Comme souvent dans le cinéma de Peck, les questions de l’engagement de l’individu et de l’émergence des idées progressistes sont placées au centre du viseur. Un des principaux sujets d’I Am Not Your Negro, sorti au printemps de cette année et consacré à l’écrivain afro-américain James Baldwin, était ainsi la place de l’intellectuel dans la dynamique d’émancipation d’une minorité opprimée.

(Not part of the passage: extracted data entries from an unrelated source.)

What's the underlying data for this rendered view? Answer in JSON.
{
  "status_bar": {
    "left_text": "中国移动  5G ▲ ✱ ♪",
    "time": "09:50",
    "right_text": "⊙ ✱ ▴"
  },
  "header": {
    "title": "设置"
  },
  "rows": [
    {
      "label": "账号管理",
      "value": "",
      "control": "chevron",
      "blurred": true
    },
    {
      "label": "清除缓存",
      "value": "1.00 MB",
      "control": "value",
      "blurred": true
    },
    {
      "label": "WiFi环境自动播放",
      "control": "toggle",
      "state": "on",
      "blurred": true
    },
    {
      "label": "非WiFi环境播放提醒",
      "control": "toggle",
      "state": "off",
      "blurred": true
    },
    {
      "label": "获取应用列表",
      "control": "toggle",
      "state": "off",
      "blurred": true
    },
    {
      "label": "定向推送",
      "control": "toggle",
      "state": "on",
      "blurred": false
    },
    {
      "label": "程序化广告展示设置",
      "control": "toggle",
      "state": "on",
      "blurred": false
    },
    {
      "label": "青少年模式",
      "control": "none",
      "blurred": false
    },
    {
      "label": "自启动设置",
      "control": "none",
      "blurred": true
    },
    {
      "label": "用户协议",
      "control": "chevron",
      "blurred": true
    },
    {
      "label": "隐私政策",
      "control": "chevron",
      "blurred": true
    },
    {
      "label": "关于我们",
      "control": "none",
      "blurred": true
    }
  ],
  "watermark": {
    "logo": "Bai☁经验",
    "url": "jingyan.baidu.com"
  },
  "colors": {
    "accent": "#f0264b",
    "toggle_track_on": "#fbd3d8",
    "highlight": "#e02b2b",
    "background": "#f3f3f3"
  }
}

Avec ce nouveau film, c’est une autre série de questions qui illustre cette problématique. Quel rôle peuvent jouer trois jeunes gens d’une vingtaine d’années – Karl Marx, sa femme Jenny et Friedrich Engels – à un moment crucial de l’histoire de la classe ouvrière, lorsque la notion même de mouvement ouvrier peine encore à émerger ? Le milieu parisien de petits artisans dans lequel vivent Karl et Jenny est en effet aux antipodes de celui dans lequel vivent les ouvrières de l’usine de textile du père de Friedrich à Manchester. Bien qu’ils soient tous deux issus du monde bourgeois, l’amitié et la complémentarité entre Marx et Engels sera décisive dans ce processus, leur approche matérialiste témoignant de l’importance des modes de production comme déterminants de la société et des rapports entre les classes. Certains sujets demeurant aujourd’hui d’une grande actualité sont aussi traités avec finesse, notamment celui du rapport avec les idées et structures existantes. Les échanges entre Karl Marx et Pierre-Joseph Proudhon (magistralement incarné par Olivier Gourmet, ici dans un second rôle) sont à ce titre passionnants, tout comme la question de l’entrisme au sein de la Ligue des justes, fondée en 1836 et dont le deuxième congrès, en 1847, offrira à Marx et Engels l’occasion de rédiger leur manifeste.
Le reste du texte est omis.